Jim Williams (35:38): Yeah, it’s, it’s definitely the case of drink your Own Champagne, but it’s challenging. You know the company formally known as the artist, formally known as Brand Makers, is really the combination of three organizations, Brand maker, which has its roots in Europe, actually in Germany, you know, very strong player and marketing, resource management ot of cus, lot of B2C customers, consumer brands, global brands, Acadia, which is a company that was much more B2B focused, much more mid-market, real specialization around financial management and budgeting. And then High Nine, which is of, of the, of the three companies, a startup really oriented towards marketing, performance management and the planning side. So you, you take these three and stick ’em together, and suddenly you realize that,  you know, you put brandmaker on the name of the company, then people have a set interpretation for what it is the company delivers. And the same with any of these, it made sense for us to combine and rebrand as a new company up tempo. And I think the word up tempo speaks a lot to many of the concepts we just talked about. You know, visibility, speed, and agility, right? This idea of, hey, it’s not just about managing resource, not just about efficiency. It’s about being more effective from a marketing perspective. How can you get to market faster? How can you move quicker? How can you pivot quickly? That’s the notion behind the name of tempo. 

Frans Riemersma (37:06): I like that, that really resonates with acceleration, right? 

Jim Williams (37:09): Yeah. It’s the idea, kick it up a notch. Now, I’m not a musical guy myself, but I do like the analogy of the up tempo beat <laugh>. 

Frans Riemersma (37:17): Yeah, I I like that. Yeah, we should. And we have to speed up things, you know, more quickly, you know, you can’t always plan that far ahead. , so I really like that up tempo. One of the things when people ask me, so we should buy a tool that, you know, is future proof. , I don’t know what future means to you or others, but you know, we can’t loop beyond three years window. So, and that doesn’t apply only to technology. It’s about life. It’s your family, it’s your technology, it’s your campaign strategy. It’s, it’s just hard. And, and why would we try to mortgage the future? You can’t. So, you know, up tempo, make sure that you deliver fast and learn fast. 

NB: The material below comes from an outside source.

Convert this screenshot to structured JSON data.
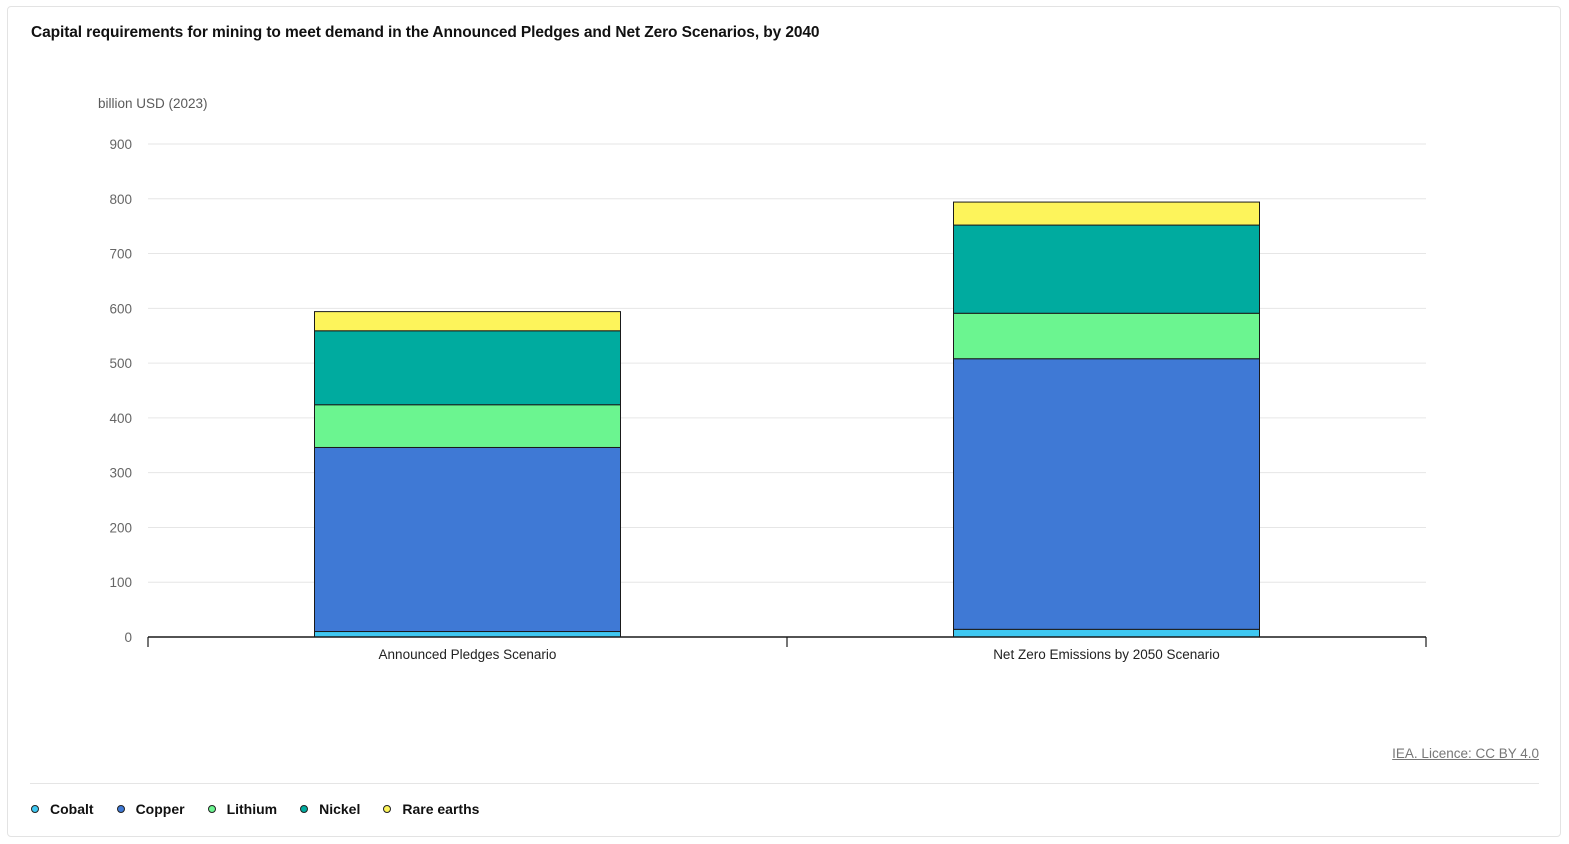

Jim Williams (37:59): That’s exactly right. I think, I think that’s, that’s the idea behind it. Again, interesting project from a marketing point of view, not the, not the most data driven of things that you do in market <laugh>, it’s a lot of subjectivity. But that’s the direction we’re going. Sounds, I think, I think we can wrap. Look, I think just, this was a great conversation. I learned a lot. , I really appreciate your perspective that you bring on marketing ops and Martech and especially, and this notion of 1.0 versus 2.0 and your bombastic predictions for the, the, for the future of marketing operations. I agree with them and I don’t, they don’t even seem that bombastic to me based on all the examples we chatted about.  

Frans Riemersma (38:45): I think it makes sense if you look at the future, but future will. So thank you so much for having me. I love the conversation and, and looking forward to many more of these. 

Jim Williams (38:54): You got it. Thanks France. Appreciate it. Have a great day.